Dr. Charles Grenville Picton-Warlow
Dr. Picton-Warlow was the only foreign citizen killed in the crash. Born 11 November 1936, at Kalgoorlie, Western Australia, he had shown great promise as a musician in his early years (he played the flute), but eventually chose a career in medicine over music. He was the son of John Grenville and Myra Picton-Warlow.
Grenville, as he was known to his family and friends, attended the University of Adelaide (in South Australia), and then the University of Western Australia, where he was a member of the rugby team.
He became a medical doctor in 1959, graduating with distinction from the University of W.A. in Nedlands (a suburb of Perth). His first services to the medical profession were at the Royal Perth Hospital, Princess Margaret Hospital (Perth), in the Unit for Research in Newborn Children's Medicine at Women's Hospital (Sydney), and at the Royal Alexandria Hospital (also in Sydney).

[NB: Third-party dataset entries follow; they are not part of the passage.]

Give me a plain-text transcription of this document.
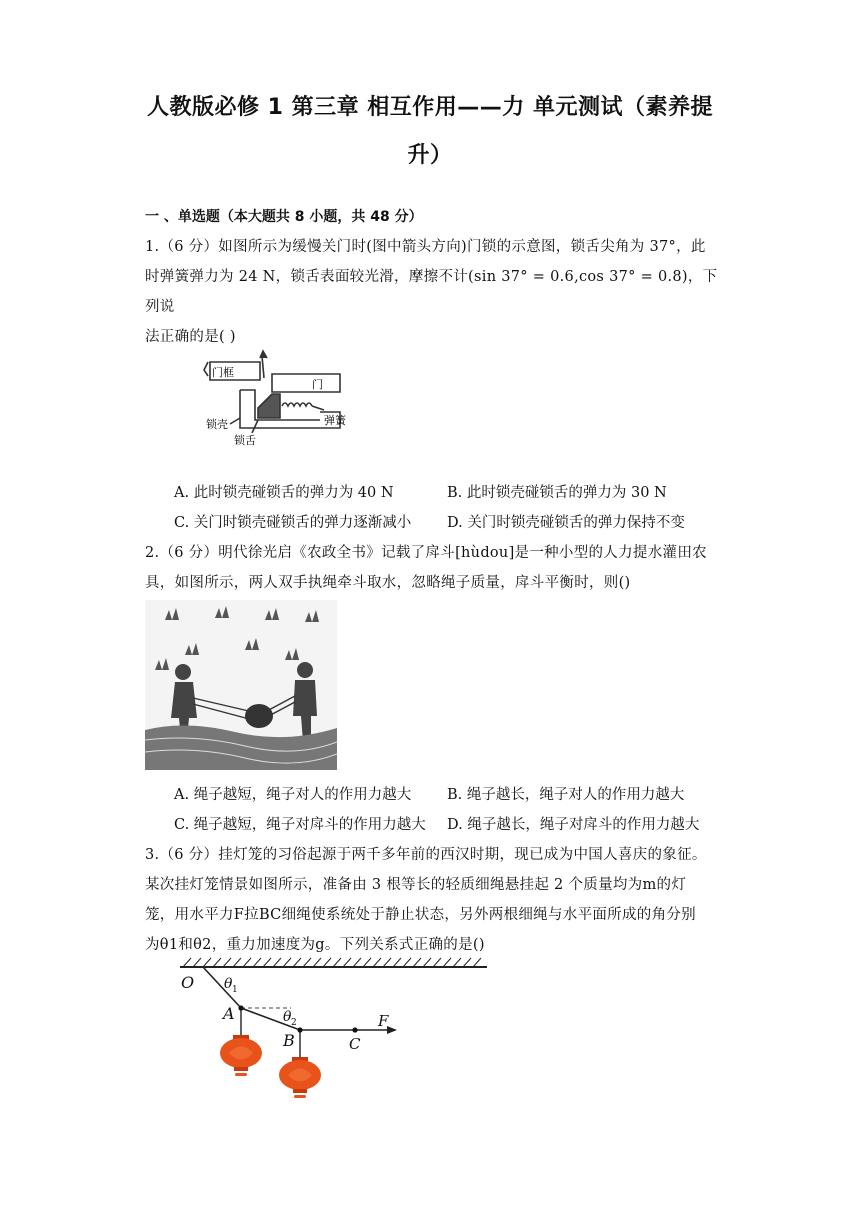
人教版必修 1 第三章 相互作用——力 单元测试（素养提
升）
一 、单选题（本大题共 8 小题，共 48 分）
1.（6 分）如图所示为缓慢关门时(图中箭头方向)门锁的示意图，锁舌尖角为 37°，此
时弹簧弹力为 24 N，锁舌表面较光滑，摩擦不计(sin 37° = 0.6,cos 37° = 0.8)，下列说
法正确的是( )
门框
门
锁壳	弹簧
锁舌
A. 此时锁壳碰锁舌的弹力为 40 N	B. 此时锁壳碰锁舌的弹力为 30 N
C. 关门时锁壳碰锁舌的弹力逐渐减小 D. 关门时锁壳碰锁舌的弹力保持不变
2.（6 分）明代徐光启《农政全书》记载了戽斗[hùdou]是一种小型的人力提水灌田农
具，如图所示，两人双手执绳牵斗取水，忽略绳子质量，戽斗平衡时，则()
A. 绳子越短，绳子对人的作用力越大 B. 绳子越长，绳子对人的作用力越大
C. 绳子越短，绳子对戽斗的作用力越大 D. 绳子越长，绳子对戽斗的作用力越大
3.（6 分）挂灯笼的习俗起源于两千多年前的西汉时期，现已成为中国人喜庆的象征。
某次挂灯笼情景如图所示，准备由 3 根等长的轻质细绳悬挂起 2 个质量均为m的灯
笼，用水平力F拉BC细绳使系统处于静止状态，另外两根细绳与水平面所成的角分别
为θ1和θ2，重力加速度为g。下列关系式正确的是()
O
A
B	C
F
θ 1
θ 2
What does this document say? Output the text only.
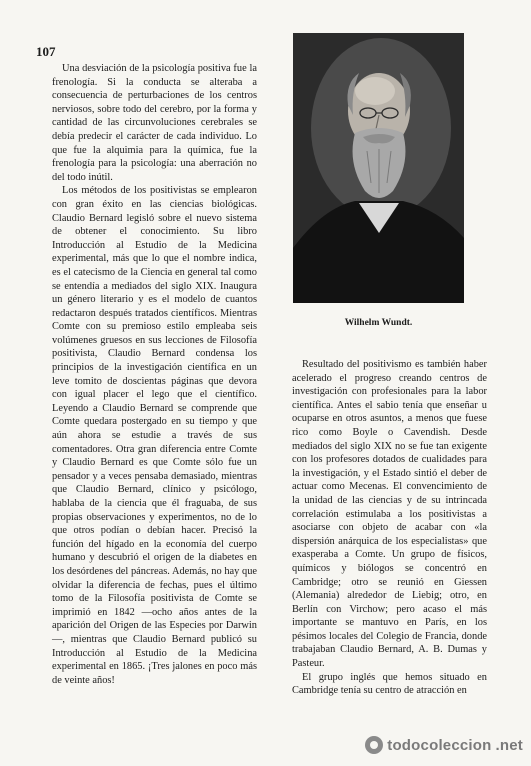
107

Una desviación de la psicología positiva fue la frenología. Si la conducta se alteraba a consecuencia de perturbaciones de los centros nerviosos, sobre todo del cerebro, por la forma y cantidad de las circunvoluciones cerebrales se debía predecir el carácter de cada individuo. Lo que fue la alquimia para la química, fue la frenología para la psicología: una aberración no del todo inútil.

Los métodos de los positivistas se emplearon con gran éxito en las ciencias biológicas. Claudio Bernard legisló sobre el nuevo sistema de obtener el conocimiento. Su libro Introducción al Estudio de la Medicina experimental, más que lo que el nombre indica, es el catecismo de la Ciencia en general tal como se entendía a mediados del siglo XIX. Inaugura un género literario y es el modelo de cuantos redactaron después tratados científicos. Mientras Comte con su premioso estilo empleaba seis volúmenes gruesos en sus lecciones de Filosofía positivista, Claudio Bernard condensa los principios de la investigación científica en un leve tomito de doscientas páginas que devora con igual placer el lego que el científico. Leyendo a Claudio Bernard se comprende que Comte quedara postergado en su tiempo y que aún ahora se estudie a través de sus comentadores. Otra gran diferencia entre Comte y Claudio Bernard es que Comte sólo fue un pensador y a veces pensaba demasiado, mientras que Claudio Bernard, clínico y psicólogo, hablaba de la ciencia que él fraguaba, de sus propias observaciones y experimentos, no de lo que otros podían o debían hacer. Precisó la función del hígado en la economía del cuerpo humano y descubrió el origen de la diabetes en los desórdenes del páncreas. Además, no hay que olvidar la diferencia de fechas, pues el último tomo de la Filosofía positivista de Comte se imprimió en 1842 —ocho años antes de la aparición del Origen de las Especies por Darwin—, mientras que Claudio Bernard publicó su Introducción al Estudio de la Medicina experimental en 1865. ¡Tres jalones en poco más de veinte años!

Wilhelm Wundt.

Resultado del positivismo es también haber acelerado el progreso creando centros de investigación con profesionales para la labor científica. Antes el sabio tenía que enseñar u ocuparse en otros asuntos, a menos que fuese rico como Boyle o Cavendish. Desde mediados del siglo XIX no se fue tan exigente con los profesores dotados de cualidades para la investigación, y el Estado sintió el deber de actuar como Mecenas. El convencimiento de la unidad de las ciencias y de su intrincada correlación estimulaba a los positivistas a asociarse con objeto de acabar con «la dispersión anárquica de los especialistas» que exasperaba a Comte. Un grupo de físicos, químicos y biólogos se concentró en Cambridge; otro se reunió en Giessen (Alemania) alrededor de Liebig; otro, en Berlín con Virchow; pero acaso el más importante se mantuvo en París, en los pésimos locales del Colegio de Francia, donde trabajaban Claudio Bernard, A. B. Dumas y Pasteur.

El grupo inglés que hemos situado en Cambridge tenía su centro de atracción en

todocoleccion .net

He had been working in the UK (through the Hadley travelling fellowship) since 1966, carrying on pre- and neo-natal metabolic studies at Hammersmith Hospital (Ducane Rd.) in London, where he enjoyed the rare distinction of having two of his papers accepted for publication by the British Medical Association
At the time of the crash, he had been lecturing at universities in the U.S. and Canada, and was finishing up a tour of American hospitals. He was set to return in two weeks to a position as senior lecturer (with professor William MacDonald) in Child Health at the University of W.A.
Examples of the quality of his work can be found from the time of his membership in the Princess Margaret Hospital's Pediatric Health Department, where his duties consisted mainly of the study and treatment of Rh newborns. He had performed many life-saving procedures for these at-risk infants, and was praised by a peer at the University as "one of Australia's greatest pediatricians".
Other honors given Dr. Picton-Warlow include the Helen Jane Lamard prize in surgery, the British Medical Assn. prize, the Gold Medal of the British Medical Association, and the Queen Elizabeth II Coronation Gift Fund in obstetrics. He was also one of two Western Australian doctors admitted to membership of the Royal Australian College of Physicians in 1965. The Royal College noted him in its Roll of Honour upon his death.
His current work from Hammersmith had included studies into the correlations between health problems in old age and likely neo-natal causal factors. Much of this was lost in the lecture notes destroyed in the crash.
He left behind his wife, Rosina Florence, and children James, Camilla, and Miranda. They were en route by ship back to Australia from England at the time of the crash.